The key to Pope Francis


. . . the distressing spectacle of a Jesuit trying to do public relations. . .


I've noticed something about the current pope that I do not find engaging and clever, though doubtless he means it so. I find it disturbing instead. I refer to his habit of making broad and sweeping statements that put the friendliest, worldliest face possible on Catholicism. He then leaves it to others to backtrack a bit, and do his explaining for him. The problem is in what he leaves unsaid.

I reported some time ago on his remarks seeming to suggest universalism--the belief that everyone gets saved in the end, non-Christians, atheists, everybody. What he was talking about is a rabbit hole in Catholic theology, one that leads to the conclusion that the Church cannot say positively who is not saved. It is an uninteresting corollary to the idea that God can do whatever he wants and has not told us everything he does. While seeing their way clear to say who is truly in heaven, the Church cannot say who is certainly in hell.

So after the Pope spoke, people (myself included) had to sweep up the mess he left behind him and explain that, no, universalism is not now, and never has been, a part of Christian tradition as it pertains to the historic faith. But it sure made good headlines for Francis.

So it was, also, with his recent socialist-flavored statements to a UN delegation.
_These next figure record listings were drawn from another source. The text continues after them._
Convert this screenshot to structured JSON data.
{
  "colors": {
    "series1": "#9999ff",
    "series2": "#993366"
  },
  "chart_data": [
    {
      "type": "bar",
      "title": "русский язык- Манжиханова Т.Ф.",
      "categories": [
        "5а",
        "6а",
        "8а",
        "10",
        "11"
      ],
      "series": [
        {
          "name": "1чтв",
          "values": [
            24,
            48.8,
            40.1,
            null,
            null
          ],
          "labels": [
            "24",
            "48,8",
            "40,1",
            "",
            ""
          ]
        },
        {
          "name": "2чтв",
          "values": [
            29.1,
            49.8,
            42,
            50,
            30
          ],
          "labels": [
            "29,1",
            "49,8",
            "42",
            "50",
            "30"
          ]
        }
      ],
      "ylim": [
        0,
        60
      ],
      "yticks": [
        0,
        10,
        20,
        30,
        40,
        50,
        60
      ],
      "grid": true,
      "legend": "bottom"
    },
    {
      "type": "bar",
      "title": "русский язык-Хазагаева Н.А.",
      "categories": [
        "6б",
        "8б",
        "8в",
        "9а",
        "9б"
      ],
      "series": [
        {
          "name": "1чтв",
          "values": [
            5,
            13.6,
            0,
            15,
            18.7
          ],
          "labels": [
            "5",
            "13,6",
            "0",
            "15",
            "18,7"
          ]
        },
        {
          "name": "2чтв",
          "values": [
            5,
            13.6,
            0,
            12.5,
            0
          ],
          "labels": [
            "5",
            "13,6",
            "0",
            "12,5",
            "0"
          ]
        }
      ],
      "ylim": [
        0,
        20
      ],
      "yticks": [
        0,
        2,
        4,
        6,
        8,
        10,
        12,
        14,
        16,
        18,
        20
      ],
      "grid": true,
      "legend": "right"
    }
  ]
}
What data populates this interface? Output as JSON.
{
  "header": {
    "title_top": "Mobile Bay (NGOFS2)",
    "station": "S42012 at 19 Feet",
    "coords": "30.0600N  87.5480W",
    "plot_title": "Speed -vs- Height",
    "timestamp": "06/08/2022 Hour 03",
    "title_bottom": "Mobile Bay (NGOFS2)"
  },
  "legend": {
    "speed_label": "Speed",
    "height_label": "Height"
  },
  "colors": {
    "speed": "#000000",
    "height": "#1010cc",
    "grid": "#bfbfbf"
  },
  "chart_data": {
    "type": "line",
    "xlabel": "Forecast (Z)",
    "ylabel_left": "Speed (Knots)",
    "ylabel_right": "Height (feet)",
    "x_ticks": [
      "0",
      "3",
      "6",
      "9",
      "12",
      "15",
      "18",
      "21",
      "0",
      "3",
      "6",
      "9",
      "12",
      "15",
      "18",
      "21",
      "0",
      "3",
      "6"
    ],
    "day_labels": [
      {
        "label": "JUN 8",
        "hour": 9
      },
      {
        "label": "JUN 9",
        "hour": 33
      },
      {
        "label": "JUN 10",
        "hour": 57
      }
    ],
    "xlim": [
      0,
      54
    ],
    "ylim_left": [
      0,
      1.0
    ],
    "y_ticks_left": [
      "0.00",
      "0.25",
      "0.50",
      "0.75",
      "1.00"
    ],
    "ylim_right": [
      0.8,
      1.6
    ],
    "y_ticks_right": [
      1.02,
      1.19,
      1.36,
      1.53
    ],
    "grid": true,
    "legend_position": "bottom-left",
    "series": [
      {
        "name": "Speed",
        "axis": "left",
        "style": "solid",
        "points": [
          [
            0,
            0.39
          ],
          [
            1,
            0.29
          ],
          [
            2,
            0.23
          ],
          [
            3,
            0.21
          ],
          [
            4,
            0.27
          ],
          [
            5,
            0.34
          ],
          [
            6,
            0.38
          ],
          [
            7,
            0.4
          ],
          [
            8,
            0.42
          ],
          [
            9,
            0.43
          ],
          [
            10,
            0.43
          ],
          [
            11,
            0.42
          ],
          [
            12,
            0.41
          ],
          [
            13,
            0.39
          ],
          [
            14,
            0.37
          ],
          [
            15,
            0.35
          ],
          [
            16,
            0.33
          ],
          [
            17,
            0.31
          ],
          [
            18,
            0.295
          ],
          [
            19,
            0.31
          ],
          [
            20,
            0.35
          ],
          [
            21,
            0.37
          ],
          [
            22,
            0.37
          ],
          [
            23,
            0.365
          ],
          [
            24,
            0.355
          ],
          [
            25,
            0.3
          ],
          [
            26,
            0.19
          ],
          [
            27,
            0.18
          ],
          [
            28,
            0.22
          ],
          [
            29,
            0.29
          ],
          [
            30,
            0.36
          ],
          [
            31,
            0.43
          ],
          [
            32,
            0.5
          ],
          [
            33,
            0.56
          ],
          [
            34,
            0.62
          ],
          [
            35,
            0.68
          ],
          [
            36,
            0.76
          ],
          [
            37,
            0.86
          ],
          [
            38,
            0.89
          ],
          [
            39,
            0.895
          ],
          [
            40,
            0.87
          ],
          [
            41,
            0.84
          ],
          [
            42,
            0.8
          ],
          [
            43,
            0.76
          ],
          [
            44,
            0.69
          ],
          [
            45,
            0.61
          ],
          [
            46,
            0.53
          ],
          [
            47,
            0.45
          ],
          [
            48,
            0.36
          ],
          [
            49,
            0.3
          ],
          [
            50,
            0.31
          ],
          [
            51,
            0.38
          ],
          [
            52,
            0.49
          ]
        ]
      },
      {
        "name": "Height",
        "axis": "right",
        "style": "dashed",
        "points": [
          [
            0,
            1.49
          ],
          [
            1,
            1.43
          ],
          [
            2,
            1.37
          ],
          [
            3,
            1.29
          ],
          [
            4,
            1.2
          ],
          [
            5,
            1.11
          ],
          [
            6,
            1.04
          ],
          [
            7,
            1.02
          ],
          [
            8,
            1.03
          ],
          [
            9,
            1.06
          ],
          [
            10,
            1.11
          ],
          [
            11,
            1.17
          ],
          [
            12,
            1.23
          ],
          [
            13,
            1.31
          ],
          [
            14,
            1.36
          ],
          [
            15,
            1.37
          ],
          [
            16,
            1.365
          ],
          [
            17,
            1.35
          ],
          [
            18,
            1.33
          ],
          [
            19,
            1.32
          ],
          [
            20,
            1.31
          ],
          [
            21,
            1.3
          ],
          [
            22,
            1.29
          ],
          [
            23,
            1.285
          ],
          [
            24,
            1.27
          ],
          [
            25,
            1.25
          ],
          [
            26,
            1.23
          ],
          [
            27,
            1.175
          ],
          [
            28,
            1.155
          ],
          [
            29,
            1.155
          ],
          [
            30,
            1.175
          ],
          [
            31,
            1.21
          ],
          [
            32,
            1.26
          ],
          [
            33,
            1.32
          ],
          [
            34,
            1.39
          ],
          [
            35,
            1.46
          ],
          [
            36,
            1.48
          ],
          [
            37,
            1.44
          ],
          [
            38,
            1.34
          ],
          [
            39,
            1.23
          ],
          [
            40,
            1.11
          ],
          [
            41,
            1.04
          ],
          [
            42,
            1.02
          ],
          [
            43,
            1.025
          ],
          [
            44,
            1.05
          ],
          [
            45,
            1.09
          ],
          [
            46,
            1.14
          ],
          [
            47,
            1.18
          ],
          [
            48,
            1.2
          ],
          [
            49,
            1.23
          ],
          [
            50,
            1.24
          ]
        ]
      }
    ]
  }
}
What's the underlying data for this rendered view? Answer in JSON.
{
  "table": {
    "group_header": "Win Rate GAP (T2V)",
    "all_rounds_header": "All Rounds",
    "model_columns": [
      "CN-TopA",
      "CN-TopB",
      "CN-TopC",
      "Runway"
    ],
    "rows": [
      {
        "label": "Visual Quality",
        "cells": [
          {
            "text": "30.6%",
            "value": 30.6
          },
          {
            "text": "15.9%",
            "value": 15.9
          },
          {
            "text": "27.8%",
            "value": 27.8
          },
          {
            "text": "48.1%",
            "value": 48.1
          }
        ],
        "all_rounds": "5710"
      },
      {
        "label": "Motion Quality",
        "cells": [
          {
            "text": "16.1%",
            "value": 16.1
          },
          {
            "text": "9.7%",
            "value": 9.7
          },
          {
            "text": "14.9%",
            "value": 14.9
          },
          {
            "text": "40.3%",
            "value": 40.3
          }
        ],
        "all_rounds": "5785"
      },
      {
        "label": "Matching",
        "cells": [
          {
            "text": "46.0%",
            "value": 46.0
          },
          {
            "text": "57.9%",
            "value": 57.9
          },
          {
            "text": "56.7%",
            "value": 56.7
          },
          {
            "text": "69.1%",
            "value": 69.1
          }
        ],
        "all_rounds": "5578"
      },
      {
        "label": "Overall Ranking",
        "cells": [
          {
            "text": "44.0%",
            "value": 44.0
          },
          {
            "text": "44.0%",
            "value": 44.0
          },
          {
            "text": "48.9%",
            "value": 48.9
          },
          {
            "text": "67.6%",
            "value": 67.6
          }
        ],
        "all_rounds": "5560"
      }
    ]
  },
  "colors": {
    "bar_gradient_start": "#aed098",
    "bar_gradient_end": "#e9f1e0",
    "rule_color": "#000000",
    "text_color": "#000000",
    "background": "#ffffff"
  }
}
Those statements got him fine treatment in leftist-leaning press outlets, and then, if you listened very carefully to other outlets, Catholic apologists came along to clean up again, working to fit his remarks into context of the broader frame of Catholic social teaching, which is not socialist when closely examined.

So too for his crowd-pleasing remark about homosexuality, "Who am I to judge?" In its context this dealt with a hypothetical case, and once again Francis left it to the faithful to backtrack and deal with the concreteness of doctrine as it really is. Francis said:

When I meet a gay person, I have to distinguish between their being gay and being part of a lobby. If they accept the Lord and have goodwill, who am I to judge them? They shouldn’t be marginalized. The tendency [to homosexuality] is not the problem…they’re our brothers.

Notice the two words that I have bolded, above. They are short little words that many people might pass over and scarcely notice, but they are in the special family of words called logical operators. Their particular significance here is that they negate everything else that is said, if the conditions they impose are not met. What do those two conditions really entail in the Church's fuller doctrine? It seems inescapable that you should try not to act on "the tendency" if you have it. Viewed in that way, the statement is not the occasion for delight that some homosexuals have taken it to be.

Francis is too clever by half. Take the above examples together and we have the distressing spectacle of a Jesuit trying to do public relations. We see in excelsis the habit of being narrowly factual, but what is said is not everything. It is the old trick (and it is a very good one) of answering half of a question very logically, then pretending you have addressed the question. Francis's big bold statements please the crowds and get him lots of friendly press. And in a narrowly logical sense they are true. But when placed into the broader context of Catholic teaching the statements unpack into something less than was suggested.

The non-Christian, the socialist and the homosexual come away feeling gratified by what Francis has said, until they examine it closely--if they bother to do so. In all, it's a bit like the advertisements that have glowing promises in the big type and in the fine print, certain disclaimers.